Breakfast comes with the room and you can order what you want and tell them when we will be eating it; we order our dinner in the morning and tell them when we want it to be ready, which works pretty well.  This is not luxury, but we have stayed in worse.  So, our only real complaint is we think we got a bit of price gouging because we are not Kenyans.  Nairobi is in ‘winter’ now so it is pleasant, but in this area, it is just not as hot as it can be.  They hope for 2 good rains in 5 years.  Sister Shakespeare really thought it would be as cool here as it is in Nairobi but we knew better—obviously they have not been down here very much.  We finished a day early so we only have two nights here.

We left about 8:30 or so this morning and it was so pleasantly cool at first.  We drove to meet the members of a group that had organized themselves a while back.  They have quite the nice water program where they are bringing water closer to their homes—it was so nice to see here in Chyulu Hills where it is rather rural.  Because the demand is growing, they want another borehole and large cement tank for storage.  We will turn in this project.

Just one of the tanks that we saw on this project.  They need another tank and borehole to accommodate their growing population.

This project aims to eliminate this scenario played out in every 3rd world country—women hauling water twice a day.

Tomorrow we will meet David Maluti to check on some wells we did years ago with him as partner.  After that we head back to Nairobi.  We have lots yet left to do, checking on old and new projects.

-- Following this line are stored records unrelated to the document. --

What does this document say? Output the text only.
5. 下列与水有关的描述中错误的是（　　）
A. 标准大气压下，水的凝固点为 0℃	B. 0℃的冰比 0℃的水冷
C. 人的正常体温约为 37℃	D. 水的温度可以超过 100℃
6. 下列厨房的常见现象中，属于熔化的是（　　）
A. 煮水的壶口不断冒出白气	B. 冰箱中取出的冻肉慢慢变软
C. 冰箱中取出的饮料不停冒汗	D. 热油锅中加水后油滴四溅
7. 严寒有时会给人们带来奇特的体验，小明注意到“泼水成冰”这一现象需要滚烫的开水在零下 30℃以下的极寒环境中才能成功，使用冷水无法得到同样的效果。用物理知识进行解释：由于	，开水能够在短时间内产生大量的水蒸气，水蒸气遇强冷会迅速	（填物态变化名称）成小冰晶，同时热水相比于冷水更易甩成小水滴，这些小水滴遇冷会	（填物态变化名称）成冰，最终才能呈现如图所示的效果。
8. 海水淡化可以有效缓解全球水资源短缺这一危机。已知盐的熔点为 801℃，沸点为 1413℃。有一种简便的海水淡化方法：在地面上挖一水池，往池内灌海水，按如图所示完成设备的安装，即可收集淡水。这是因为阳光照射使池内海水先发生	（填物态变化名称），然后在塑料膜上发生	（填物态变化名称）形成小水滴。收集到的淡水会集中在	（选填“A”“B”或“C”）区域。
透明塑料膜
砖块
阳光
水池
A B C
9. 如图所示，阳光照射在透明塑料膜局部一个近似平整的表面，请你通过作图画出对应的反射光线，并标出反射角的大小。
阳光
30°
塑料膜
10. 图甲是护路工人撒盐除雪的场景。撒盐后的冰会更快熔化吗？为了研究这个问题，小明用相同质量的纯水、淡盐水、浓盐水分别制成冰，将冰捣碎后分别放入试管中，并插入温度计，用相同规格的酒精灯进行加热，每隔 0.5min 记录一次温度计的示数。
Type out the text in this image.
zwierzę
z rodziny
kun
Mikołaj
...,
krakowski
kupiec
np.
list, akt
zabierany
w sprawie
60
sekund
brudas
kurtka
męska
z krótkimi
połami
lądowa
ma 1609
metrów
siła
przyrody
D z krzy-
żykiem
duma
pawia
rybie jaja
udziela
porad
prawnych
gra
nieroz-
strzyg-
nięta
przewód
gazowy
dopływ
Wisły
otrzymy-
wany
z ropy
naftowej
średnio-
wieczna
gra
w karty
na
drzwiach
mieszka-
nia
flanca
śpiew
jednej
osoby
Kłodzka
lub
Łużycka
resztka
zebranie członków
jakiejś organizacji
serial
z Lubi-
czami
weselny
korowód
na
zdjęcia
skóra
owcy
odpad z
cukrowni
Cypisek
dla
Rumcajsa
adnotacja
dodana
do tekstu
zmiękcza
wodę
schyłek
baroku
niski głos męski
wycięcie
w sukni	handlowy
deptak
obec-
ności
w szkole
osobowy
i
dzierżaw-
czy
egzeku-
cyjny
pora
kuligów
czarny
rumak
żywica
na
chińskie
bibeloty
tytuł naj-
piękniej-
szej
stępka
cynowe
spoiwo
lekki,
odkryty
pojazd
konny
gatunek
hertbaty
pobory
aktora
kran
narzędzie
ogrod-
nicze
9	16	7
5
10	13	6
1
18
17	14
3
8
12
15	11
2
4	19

At about 7 PM the power went off and we were in total darkness.  They came by with gas lanterns, which were great except for the fact that they generated so much heat.  They had a generator but it wasn’t working. They claimed it would not be long—15-20 minutes and the power would be back on.  In my panic I hurriedly got ready for bed, dismissing my shower, and hurrying to turn off the lantern.  Then it came back on.  I can’t tell you the feeling of relief I had!  We are so very lucky in the USA to have power most of the time.  In Sierra Leone they go months without it during the dry season…ah, luxury, a shower, more work gotten done on the computer…life is good again!